Alfaro recalled her senior year of high school, when she grappled with the various fees of applying to college.

“We talk a lot being first-generation, low-income in college, and we forget what it was like when we were seniors in high school and all of the fees we had to pay,” Alfaro said.

“If you know that there’s already this hurdle just applying to these schools, what hurdles are you going to face later on?” PennFirst board member and College sophomore Lyndsi Burcham added. “It’s really discouraging, and it feels like you’re never going to have a place where you can be comfortable financially at this institution.”

When asked for comment on the letter, Dean of Admissions Eric Furda spoke highly of Penn’s current policy.

“What I’m most proud of at Penn is within the Common Application, if a student has already shown that they qualify for fee waiver, we waive it,” Furda said. “We don’t do any other follow up.”

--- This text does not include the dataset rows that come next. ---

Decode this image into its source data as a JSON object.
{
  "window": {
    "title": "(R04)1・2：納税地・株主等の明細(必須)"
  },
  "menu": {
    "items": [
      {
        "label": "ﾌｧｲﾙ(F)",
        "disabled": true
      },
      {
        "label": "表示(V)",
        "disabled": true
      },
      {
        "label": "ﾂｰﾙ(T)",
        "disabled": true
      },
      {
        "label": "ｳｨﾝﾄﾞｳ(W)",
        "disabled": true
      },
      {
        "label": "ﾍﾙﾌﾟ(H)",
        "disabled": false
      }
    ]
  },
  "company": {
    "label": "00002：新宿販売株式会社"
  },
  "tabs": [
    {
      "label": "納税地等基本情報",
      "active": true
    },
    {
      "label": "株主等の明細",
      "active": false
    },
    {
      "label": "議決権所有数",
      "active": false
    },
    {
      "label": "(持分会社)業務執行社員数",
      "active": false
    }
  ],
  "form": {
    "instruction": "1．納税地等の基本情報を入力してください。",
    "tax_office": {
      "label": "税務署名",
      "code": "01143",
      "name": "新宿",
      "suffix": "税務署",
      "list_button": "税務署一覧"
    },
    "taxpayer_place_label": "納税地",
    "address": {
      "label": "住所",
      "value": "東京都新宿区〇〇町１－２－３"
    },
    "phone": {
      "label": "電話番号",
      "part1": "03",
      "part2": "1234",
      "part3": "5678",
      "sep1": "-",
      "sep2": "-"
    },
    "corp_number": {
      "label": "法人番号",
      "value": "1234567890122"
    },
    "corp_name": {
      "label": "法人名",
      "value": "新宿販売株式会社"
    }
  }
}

Furda said any applicant who submits a fee waiver on the Common Application and has it verified by a guidance counselor does not need to pay the application fee.

He characterized the process of applying for a fee waiver on the Common Application as “efficient” and “simplified,” adding that most applicants have already demonstrated their financial need in the past and therefore don’t need to do so again.

“By the time you apply to college, you’ve already gone through any number of processes: testing, you qualify for free and reduced lunch, or [applicants are] QuestBridge students so they’re already within a [community-based organization] type of context,” Furda said. “These students have already proven that they require a fee waiver or some financial support.”

Penn’s policy is commonplace among major universities.

Still, Burcham said she worries that Penn’s waiver system won’t have much of a larger impact in combatting inequality.

“There are other variables that determine why or why not these students get in that we don’t think about,” Burcham said. “It’s not about us being low-income or first-generation, it’s just that we didn’t have the same opportunities as other students.”

Park viewed the initiative as a part of the UA’s ongoing efforts to foster a more welcoming environment for low-income and first-generation students, such as increasing transparency of hidden course costs.

“I see this as a long-term project especially because it doesn’t end with just waiving the application fees,” Park said. “We talked about how first-generation, low-income students’ Penn experience is really defined by their status ... it plays out into the social scene and all these other scenes at Penn.”